The idea of beginning construction of railroads in America was originally thought of by a man named John Stevens. This was in the year 1812. John Stevens described his ideas in a journal like the ones of a pioneer. He frequently stated that the trains were a superior mode of transport. The first railroads ever made were simply cars pulled by the horse on a single track. These trains often hauled freight or other supplies.
The first train-line to ever be constructed was the Granite Railway of Massachusetts. It only ran three miles. This was in 1826, so three miles was a big deal then. Then, the first train to consistently carries passengers in a safe and efficient manner was the infamous Baltimore and Ohio rail-road. Then, finally, on Christmas Day, in the year of 1830, the first fully automated, mechanical train system was created. After that, train-lines began to flourish and soon every major city had begun constructing their own lines.

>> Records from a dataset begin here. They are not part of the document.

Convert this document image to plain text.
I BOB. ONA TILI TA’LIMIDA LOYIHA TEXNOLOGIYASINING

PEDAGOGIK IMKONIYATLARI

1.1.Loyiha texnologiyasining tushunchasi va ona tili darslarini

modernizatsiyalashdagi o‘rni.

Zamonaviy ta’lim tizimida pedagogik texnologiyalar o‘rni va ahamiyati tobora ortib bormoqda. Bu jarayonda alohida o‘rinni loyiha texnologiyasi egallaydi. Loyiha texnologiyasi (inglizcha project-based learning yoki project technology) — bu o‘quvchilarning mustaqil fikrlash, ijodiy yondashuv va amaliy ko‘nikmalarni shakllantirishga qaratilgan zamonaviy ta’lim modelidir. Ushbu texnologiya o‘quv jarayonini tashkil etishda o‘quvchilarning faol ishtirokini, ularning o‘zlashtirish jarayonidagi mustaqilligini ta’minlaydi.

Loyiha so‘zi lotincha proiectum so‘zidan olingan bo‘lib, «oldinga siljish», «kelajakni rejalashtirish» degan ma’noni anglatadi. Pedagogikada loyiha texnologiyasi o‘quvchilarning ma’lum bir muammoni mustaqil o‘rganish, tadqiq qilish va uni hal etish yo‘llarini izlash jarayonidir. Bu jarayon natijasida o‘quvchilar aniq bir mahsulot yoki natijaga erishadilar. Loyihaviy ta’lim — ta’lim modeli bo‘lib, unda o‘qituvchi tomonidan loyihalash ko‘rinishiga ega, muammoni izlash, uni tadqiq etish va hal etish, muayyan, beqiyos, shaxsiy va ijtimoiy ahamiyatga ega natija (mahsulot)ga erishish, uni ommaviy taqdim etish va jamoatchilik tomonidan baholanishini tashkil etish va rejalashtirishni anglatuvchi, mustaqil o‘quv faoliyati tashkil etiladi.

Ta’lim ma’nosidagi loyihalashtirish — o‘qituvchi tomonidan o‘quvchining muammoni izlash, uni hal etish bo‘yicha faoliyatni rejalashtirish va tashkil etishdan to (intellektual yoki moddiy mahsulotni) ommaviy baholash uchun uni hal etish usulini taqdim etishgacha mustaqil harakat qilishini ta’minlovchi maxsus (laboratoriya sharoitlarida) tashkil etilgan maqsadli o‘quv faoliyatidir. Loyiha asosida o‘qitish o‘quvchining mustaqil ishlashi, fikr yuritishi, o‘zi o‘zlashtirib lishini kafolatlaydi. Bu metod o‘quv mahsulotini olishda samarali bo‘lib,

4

The first ever locomotive was named the “Best Friend of Charles.” This train was made for the South Carolina railroad. Then, rail-road and train construction began to increase by leaps and bounds. By 1850, the United States was leading the world in train production. Both England, and France, put together, came nowhere close to a level of production the United States was maintaining. Then, by 1933, the over-all total mileage of all the rail-roads was easily thirteen times bigger than that of Great Britains. During the 1930s, the steam-liner era had begun to emerge. These trains were far faster and sleeker than their previous counter-parts.
Unfortunately, in the time of World War II, rail-road and train production drastically slowed down. As a result of the reduced budget and stock-market plunge, many railroads were left almost entirely unkempt. The tracks would often become overgrown with weeds and grass. For the specific carrier like the Rock Island, and Penn Central, were both close to almost receiving a complete shutdown. Most of the equipment was very dirty and almost completely dangerous to operate.
Trains used to haul garbage, not just raw materials. As of 2016, some train companies have ceased to haul garbage, which has opened a market for national solid waste companies, like Waste Focus, which primarily use trucks.
Railroads of today would be quite different if it weren’t for the Staggers Train act was initiated in 1980. This act was conceived by a man named Harley Staggers of West Virginia. Before the approval of this act, there had frequent, yet ineffective talks about nationalizing the entire industry. Now, this was a terrible and scary proposition that both high-level executives, business’s and even the Government wanted to avoid. As the 80’s progressed, the train system began to see a recovery. The Conrail Railline began to post its profits, and construction began to begin once again. Trainlines began to merge to create giant single company lines, which saved money over-all and was more efficient. Since then, the freight growth has continued to grow and flourish. We have seen and witnessed a revolution in the travel of today. Now, there are nearly 140,000 miles of rail-road within the United States of America.